#CoVid19 : Informations et messages importants

Informations pour les messes du 14 et 15 mars

 

Les évêques d’Île-de-France ont pris la décision qu’il n’y aurait pas de messes publiques ce WE en Île-de-France et dispensent tous les fidèles de l’obligation de la messe dominicale.

Cette mesure ne s’applique pas, pour l’instant, aux messes de semaine.
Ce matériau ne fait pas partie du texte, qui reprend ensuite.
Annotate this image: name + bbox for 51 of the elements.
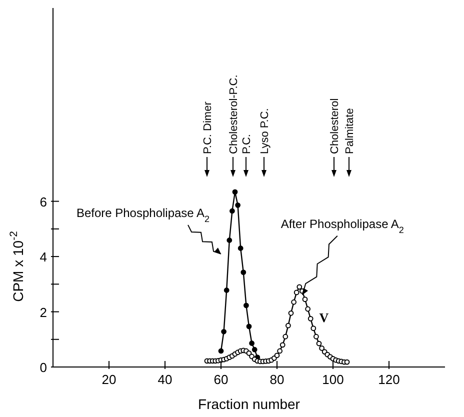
point [302,296,308,302]
series-label: Before Phospholipase A$_{2}$ [76,206,210,224]
annotation: Cholesterol [329,98,341,154]
point [280,342,286,348]
x-tick-label: 120 [378,372,400,387]
point [294,290,300,296]
y-tick-label: 2 [40,304,47,320]
point [314,334,319,340]
y-tick-label: 4 [40,250,47,265]
point [240,270,246,275]
x-tick-label: 100 [322,372,344,387]
point [221,328,226,334]
annotation: Lyso P.C. [259,108,271,154]
point [305,306,310,312]
x-axis-title: Fraction number [198,396,300,412]
x-tick-label: 60 [214,372,228,387]
point [224,288,230,293]
point [230,208,235,214]
point [282,334,288,340]
x-tick-label: 40 [158,372,172,387]
point [249,340,254,346]
text: After Phospholipase A$_{2}$ [280,216,404,235]
point [244,302,249,308]
y-tick-label: 6 [40,194,47,210]
point [274,352,280,358]
annotation: V [319,310,330,325]
point [218,348,224,354]
point [226,238,232,243]
annotation: Cholesterol-P.C. [228,74,240,154]
y-tick-label: 0 [40,360,47,375]
point [286,322,291,328]
point [252,346,258,352]
point [310,326,316,332]
point [246,350,252,356]
point [246,324,252,330]
point [308,316,314,322]
point [238,246,244,251]
point [277,348,282,354]
point [291,299,296,305]
point [235,202,240,208]
point [344,359,350,365]
point [319,346,324,351]
point [316,340,322,346]
x-tick-label: 80 [270,372,284,387]
x-tick-label: 20 [102,372,116,387]
annotation: P.C. Dimer [202,101,214,154]
annotation: Palmitate [344,108,356,154]
point [232,189,238,195]
point [296,284,302,290]
annotation: P.C. [241,134,253,154]
point [288,310,294,316]
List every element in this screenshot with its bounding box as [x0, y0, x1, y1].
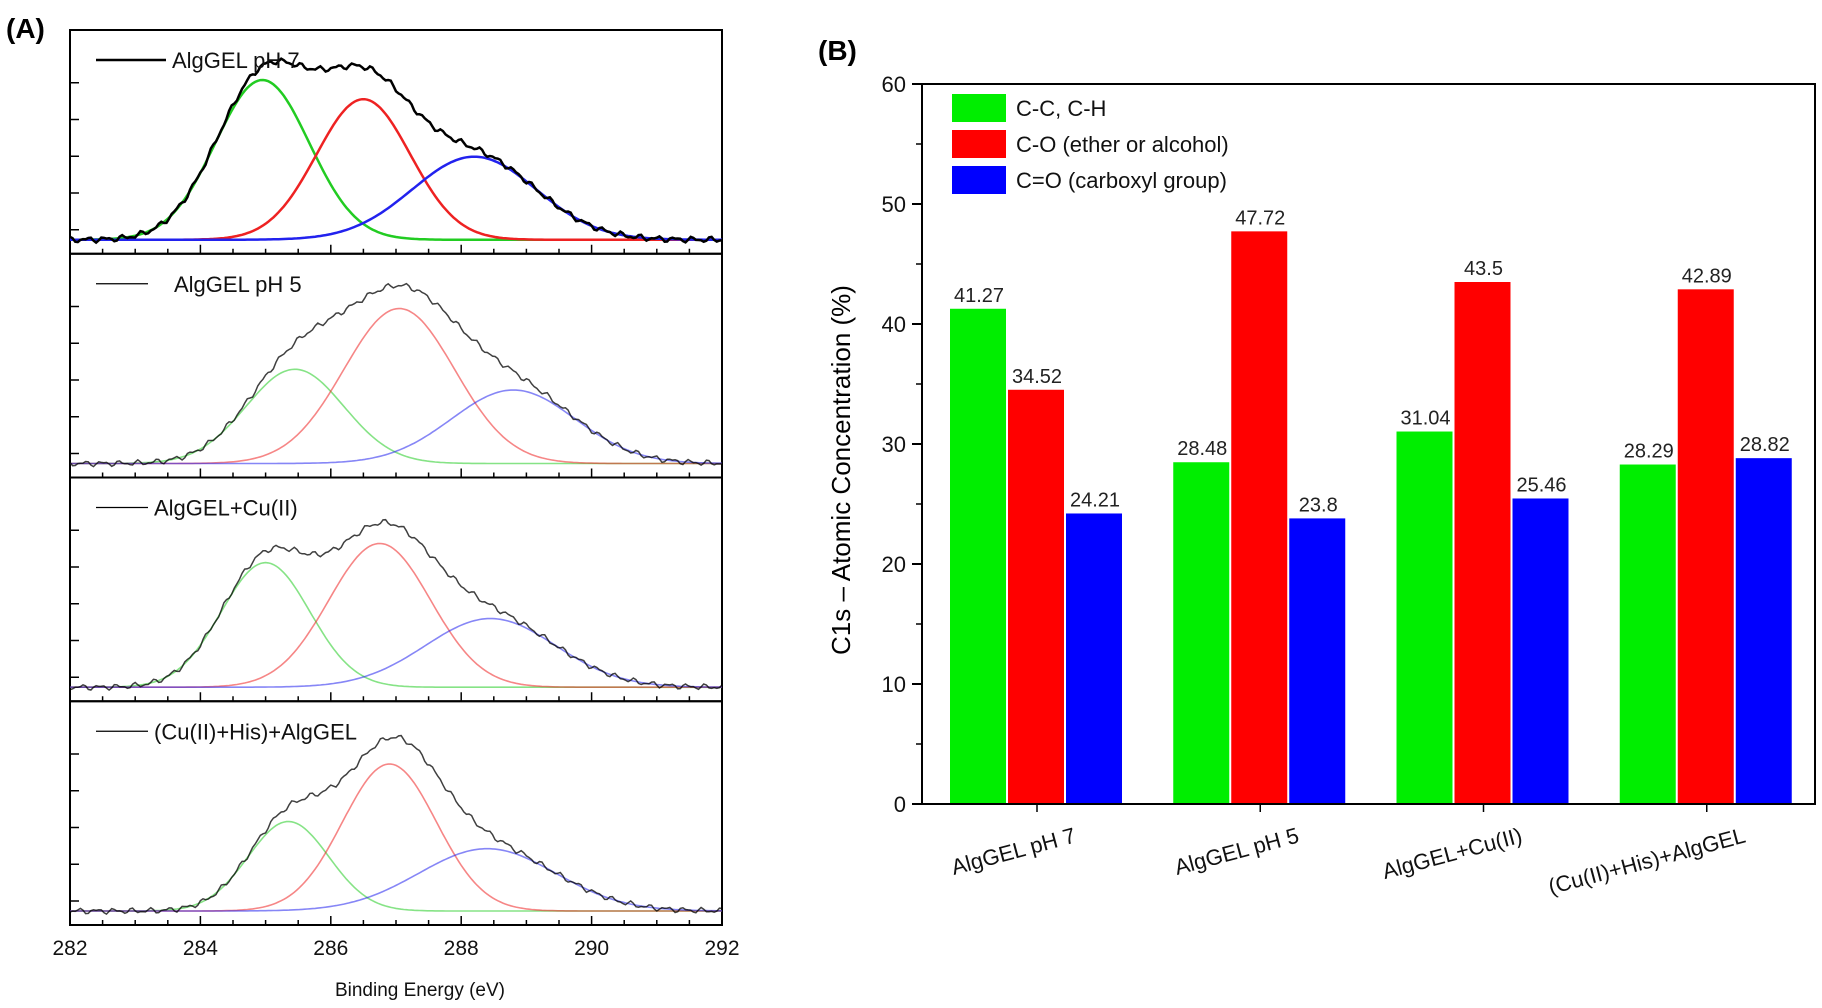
- panel-b-bar-chart: (B) 41.27 34.52 24.21 28.48 47.72 23.8 31.04 43…: [818, 35, 1816, 900]
- bar-0-1: [1008, 389, 1064, 804]
- x-tick-label: 292: [704, 937, 739, 960]
- bar-value-label: 23.8: [1299, 494, 1338, 516]
- bar-3-0: [1619, 464, 1676, 804]
- bar-value-label: 28.48: [1177, 438, 1227, 460]
- bar-value-label: 28.29: [1624, 441, 1674, 463]
- bar-value-label: 47.72: [1235, 207, 1285, 229]
- bar-value-label: 43.5: [1464, 258, 1503, 280]
- bar-2-0: [1396, 431, 1453, 804]
- fit-peak-c-eq-o: [70, 155, 722, 241]
- bar-1-2: [1289, 518, 1346, 804]
- bar-value-label: 25.46: [1516, 474, 1566, 496]
- x-tick-label: 288: [444, 937, 479, 960]
- panel-a-x-axis-label: Binding Energy (eV): [335, 980, 505, 1001]
- subplot-legend-label: AlgGEL pH 7: [172, 48, 300, 73]
- spectrum-subplot: AlgGEL pH 5: [69, 252, 723, 479]
- bar-0-0: [950, 308, 1006, 804]
- fit-peak-c-c: [70, 561, 722, 689]
- legend-label: C-C, C-H: [1016, 96, 1106, 121]
- y-tick-label: 60: [882, 72, 906, 97]
- bar-3-2: [1735, 458, 1792, 804]
- bar-0-2: [1066, 513, 1122, 804]
- bar-2-1: [1454, 282, 1511, 804]
- x-tick-label: 290: [574, 937, 609, 960]
- category-label: AlgGEL+Cu(II): [1380, 823, 1525, 884]
- spectrum-envelope: [69, 57, 723, 245]
- bar-1-1: [1231, 231, 1288, 805]
- fit-peak-c-eq-o: [70, 389, 722, 465]
- subplot-legend-label: AlgGEL pH 5: [174, 272, 302, 297]
- y-tick-label: 20: [882, 552, 906, 577]
- fit-peak-c-eq-o: [70, 617, 722, 688]
- legend-swatch: [952, 94, 1006, 122]
- spectrum-subplot: AlgGEL pH 7: [69, 29, 723, 255]
- y-tick-label: 40: [882, 312, 906, 337]
- bar-value-label: 28.82: [1740, 434, 1790, 456]
- bar-3-1: [1677, 289, 1734, 804]
- y-tick-label: 0: [894, 792, 906, 817]
- bar-value-label: 31.04: [1400, 408, 1450, 430]
- spectrum-envelope: [69, 282, 722, 468]
- y-tick-label: 10: [882, 672, 906, 697]
- spectrum-subplot: (Cu(II)+His)+AlgGEL: [69, 700, 723, 926]
- subplot-legend-label: (Cu(II)+His)+AlgGEL: [154, 719, 357, 744]
- spectrum-envelope: [69, 734, 723, 916]
- subplot-legend-label: AlgGEL+Cu(II): [154, 496, 298, 521]
- x-tick-label: 286: [313, 937, 348, 960]
- panel-b-y-axis-label: C1s – Atomic Concentration (%): [826, 285, 856, 655]
- bar-2-2: [1512, 498, 1569, 804]
- bar-value-label: 42.89: [1682, 265, 1732, 287]
- fit-peak-c-o: [70, 307, 722, 465]
- fit-peak-c-o: [70, 542, 722, 688]
- category-label: (Cu(II)+His)+AlgGEL: [1546, 823, 1749, 900]
- bar-value-label: 24.21: [1070, 489, 1120, 511]
- legend-swatch: [952, 166, 1006, 194]
- legend-label: C-O (ether or alcohol): [1016, 132, 1229, 157]
- category-label: AlgGEL pH 7: [949, 823, 1079, 880]
- panel-b-label: (B): [818, 35, 857, 66]
- y-tick-label: 50: [882, 192, 906, 217]
- fit-peak-c-eq-o: [70, 847, 722, 912]
- bar-value-label: 41.27: [954, 285, 1004, 307]
- legend-swatch: [952, 130, 1006, 158]
- legend-label: C=O (carboxyl group): [1016, 168, 1227, 193]
- fit-peak-c-c: [70, 820, 722, 912]
- x-tick-label: 282: [52, 937, 87, 960]
- fit-peak-c-o: [70, 763, 722, 912]
- spectrum-subplot: AlgGEL+Cu(II): [69, 476, 723, 703]
- spectrum-envelope: [69, 518, 723, 692]
- y-tick-label: 30: [882, 432, 906, 457]
- panel-a-label: (A): [6, 13, 45, 44]
- bar-value-label: 34.52: [1012, 366, 1062, 388]
- bar-1-0: [1173, 462, 1230, 804]
- x-tick-label: 284: [183, 937, 218, 960]
- panel-a-xps-spectra: (A) AlgGEL pH 7 AlgGEL pH 5 AlgGEL+Cu(II) (…: [6, 13, 740, 1001]
- fit-peak-c-c: [70, 78, 722, 242]
- category-label: AlgGEL pH 5: [1172, 823, 1302, 880]
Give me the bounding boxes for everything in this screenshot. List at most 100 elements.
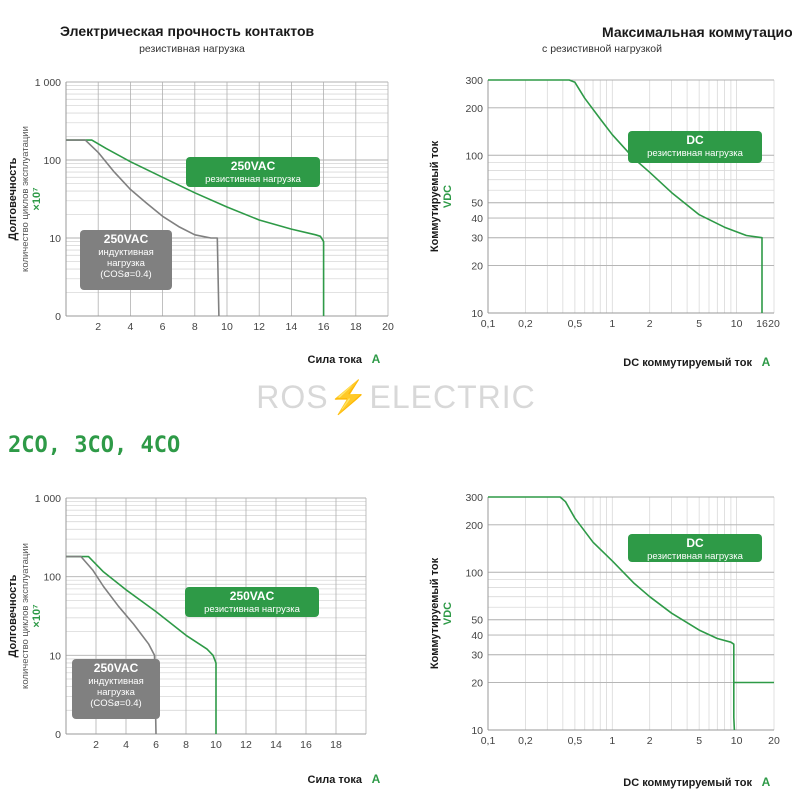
series-line [488,79,763,313]
x-tick-label: 6 [153,739,159,751]
y-axis-label: Коммутируемый ток [429,557,441,669]
x-axis-label: Сила тока [308,774,363,786]
annotation-text: (COSø=0.4) [100,269,151,280]
y-tick-label: 0 [55,311,61,323]
x-axis-unit: A [762,775,771,789]
y-axis-label: Долговечность [7,574,19,657]
annotation-title: 250VAC [104,232,149,246]
x-tick-label: 18 [330,739,342,751]
x-tick-label: 2 [95,321,101,333]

Une diffusion «live» sur YouTube de la messe (sans peuple) depuis l’église Saint Aspais sera disponible à 11 h 00.

Accéder au direct

Notre évêque a adressé un message à tous les catholique de Saine-et-Marne pour les inviter à l’espérance et la prière.

Chers amis,

La solidarité nationale et la réalité du terrain m’ont conduit, en concertation avec l’ensemble des évêques d’Île-de-France, à demander à vos prêtres de célébrer les messes dominicales de ce week-end en privé. Cela veut dire concrètement que je vous dispense de l’obligation dominicale pour ce dimanche. Ne pas se retrouver en communauté est pour nous un crève-cœur, car comme le dit si bien le concile : la messe est la source et le sommet de toute la vie chrétienne. J’encourage à ouvrir nos églises et à permettre que chacun puisse y venir prier à un moment de la journée lorsque c’est possible.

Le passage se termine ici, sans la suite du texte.